CrossFit - Greg Glassman

Eat meat and vegetables, nuts and seeds, some fruit, little starch and no sugar. Keep intake to levels that will support exercise but not body fat. Practice and train major lifts: Deadlift, clean, squat, presses, C&J, and snatch. Similarly, master the basics of gymnastics: pull-ups, dips, rope climb, push-ups, sit-ups, presses to handstand, pirouettes, flips, splits, and holds. Bike, run, swim, row, etc, hard and fast. Five or six days per week mix these elements in as many combinations and patterns as creativity will allow. Routine is the enemy. Keep workouts short and intense. Regularly learn and play new sports. - Greg Glassman

CrossFit is constantly varied functional movements performed at high intensity.

Friday, April 3, 2015

Crossfit Undeniable On Ramp Session 7

Coach Zach led the workout today.  I could not attend in the morning and instead got the opportunity to train with Haley, Anne and Lindsey at 7:00 PM.  I did not have any lingering soreness and was excited about another session.  This time we warmed up with a 400m run, Sampson stretches, bear crawl, crab walk, high knees and butt kicks.  Finally we tacked on 5:4:3:2:1 push-ups with feet wide apart.

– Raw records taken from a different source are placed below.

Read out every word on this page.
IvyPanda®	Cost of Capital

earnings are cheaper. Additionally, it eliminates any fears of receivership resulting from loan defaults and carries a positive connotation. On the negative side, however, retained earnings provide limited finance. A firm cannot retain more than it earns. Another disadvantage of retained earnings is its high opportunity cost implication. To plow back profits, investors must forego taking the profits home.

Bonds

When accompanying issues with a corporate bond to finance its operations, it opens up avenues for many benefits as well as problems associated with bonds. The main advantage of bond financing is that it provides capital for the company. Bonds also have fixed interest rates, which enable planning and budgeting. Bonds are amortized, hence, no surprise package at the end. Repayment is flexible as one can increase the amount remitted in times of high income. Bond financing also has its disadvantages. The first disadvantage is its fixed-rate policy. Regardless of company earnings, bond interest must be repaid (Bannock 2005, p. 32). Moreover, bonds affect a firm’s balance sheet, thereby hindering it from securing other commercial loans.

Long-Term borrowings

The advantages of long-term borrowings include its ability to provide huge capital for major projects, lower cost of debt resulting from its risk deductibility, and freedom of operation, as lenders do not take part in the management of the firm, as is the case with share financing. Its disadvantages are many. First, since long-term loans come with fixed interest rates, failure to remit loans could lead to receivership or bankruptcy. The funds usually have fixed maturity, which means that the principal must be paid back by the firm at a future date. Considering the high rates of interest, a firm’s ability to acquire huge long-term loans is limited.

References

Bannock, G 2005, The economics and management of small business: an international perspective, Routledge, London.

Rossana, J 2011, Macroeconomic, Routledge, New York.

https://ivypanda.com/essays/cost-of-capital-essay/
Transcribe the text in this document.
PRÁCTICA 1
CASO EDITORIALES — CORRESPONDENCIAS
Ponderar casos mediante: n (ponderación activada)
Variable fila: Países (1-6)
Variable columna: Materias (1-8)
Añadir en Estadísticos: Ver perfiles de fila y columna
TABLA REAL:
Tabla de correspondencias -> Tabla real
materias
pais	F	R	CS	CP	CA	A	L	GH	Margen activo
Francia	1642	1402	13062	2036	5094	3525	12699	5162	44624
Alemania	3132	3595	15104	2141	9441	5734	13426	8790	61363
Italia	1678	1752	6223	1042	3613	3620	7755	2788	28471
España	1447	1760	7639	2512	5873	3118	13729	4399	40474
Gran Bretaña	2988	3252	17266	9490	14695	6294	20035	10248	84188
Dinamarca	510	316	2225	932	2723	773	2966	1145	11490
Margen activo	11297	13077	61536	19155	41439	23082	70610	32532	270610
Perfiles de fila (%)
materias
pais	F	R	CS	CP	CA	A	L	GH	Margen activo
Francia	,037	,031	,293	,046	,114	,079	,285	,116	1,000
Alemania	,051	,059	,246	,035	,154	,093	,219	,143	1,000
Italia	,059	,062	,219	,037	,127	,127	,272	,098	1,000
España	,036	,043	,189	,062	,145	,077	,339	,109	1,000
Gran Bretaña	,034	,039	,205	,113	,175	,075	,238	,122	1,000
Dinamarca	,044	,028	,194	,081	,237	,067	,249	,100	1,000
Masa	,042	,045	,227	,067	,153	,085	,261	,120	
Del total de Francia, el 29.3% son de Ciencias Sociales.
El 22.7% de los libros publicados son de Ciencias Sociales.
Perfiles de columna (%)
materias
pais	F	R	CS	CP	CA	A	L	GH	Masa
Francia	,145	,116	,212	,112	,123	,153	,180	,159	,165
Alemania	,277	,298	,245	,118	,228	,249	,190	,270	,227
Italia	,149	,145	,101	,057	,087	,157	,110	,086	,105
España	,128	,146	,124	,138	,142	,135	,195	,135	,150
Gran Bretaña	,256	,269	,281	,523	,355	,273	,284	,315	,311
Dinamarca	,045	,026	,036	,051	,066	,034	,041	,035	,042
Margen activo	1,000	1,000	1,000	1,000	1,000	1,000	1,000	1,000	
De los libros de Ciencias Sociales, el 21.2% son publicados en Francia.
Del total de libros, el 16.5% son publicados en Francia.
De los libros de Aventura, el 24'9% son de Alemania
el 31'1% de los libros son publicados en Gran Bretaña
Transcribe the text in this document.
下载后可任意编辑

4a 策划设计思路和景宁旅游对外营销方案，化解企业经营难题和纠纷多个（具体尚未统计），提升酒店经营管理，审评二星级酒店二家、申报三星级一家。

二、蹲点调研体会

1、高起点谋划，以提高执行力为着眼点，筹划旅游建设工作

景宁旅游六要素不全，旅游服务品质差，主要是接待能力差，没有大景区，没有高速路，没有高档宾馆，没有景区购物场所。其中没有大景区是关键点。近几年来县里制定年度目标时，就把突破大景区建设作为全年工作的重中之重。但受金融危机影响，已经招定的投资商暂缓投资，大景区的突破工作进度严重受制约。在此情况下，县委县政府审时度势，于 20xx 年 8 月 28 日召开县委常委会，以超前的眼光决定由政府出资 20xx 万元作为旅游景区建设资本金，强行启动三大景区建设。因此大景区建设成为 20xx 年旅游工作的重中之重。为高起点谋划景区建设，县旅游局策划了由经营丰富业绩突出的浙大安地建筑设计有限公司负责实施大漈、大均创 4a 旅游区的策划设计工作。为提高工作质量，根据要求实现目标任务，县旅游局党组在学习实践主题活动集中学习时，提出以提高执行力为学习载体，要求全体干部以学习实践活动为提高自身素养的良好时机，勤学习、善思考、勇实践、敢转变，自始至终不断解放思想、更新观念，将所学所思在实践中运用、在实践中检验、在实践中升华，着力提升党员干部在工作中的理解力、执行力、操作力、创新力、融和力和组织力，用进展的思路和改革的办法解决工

The workout exercises today would include ring dips and kettle bell swings.

Ring dips are a fundamental movement that is required for more advanced movements like muscle ups.  We just tried to get steady on the rings during the session.  It is easier if you press your hands against the outside of your thighs.  Even a slight dip had me shaking quite a bit.  Modifications included fixed dips and dips using Parallettes.  Feet in is easier than feet out.

Kettle bell swings are a very fundamental kettle bell move that I am not sure I was ever doing correctly.  Feet should width or a little wider apart, back straight, left kettle bell with both hands and swing outward with hips.  It should come up to about eye level and then let it back down.  It should not be swung down low, but just back between the thighs and then time the next cycle.

The workout would be a partner workout.  One person would be working and the other resting as we did 3 rotations of 10 dips and 15 kettle bell swings.  I did the first round of dips fixed and the second two rounds half fixed and half on the parallettes with feet extended.  I used a 35 lb kettle bell for the swings.  We got off to a good start and finished in 5:46.


Our nutrition talk today was on grains and why they should not be part of an athlete’s diet.  Despite hearing the talk, I still had a donut this morning.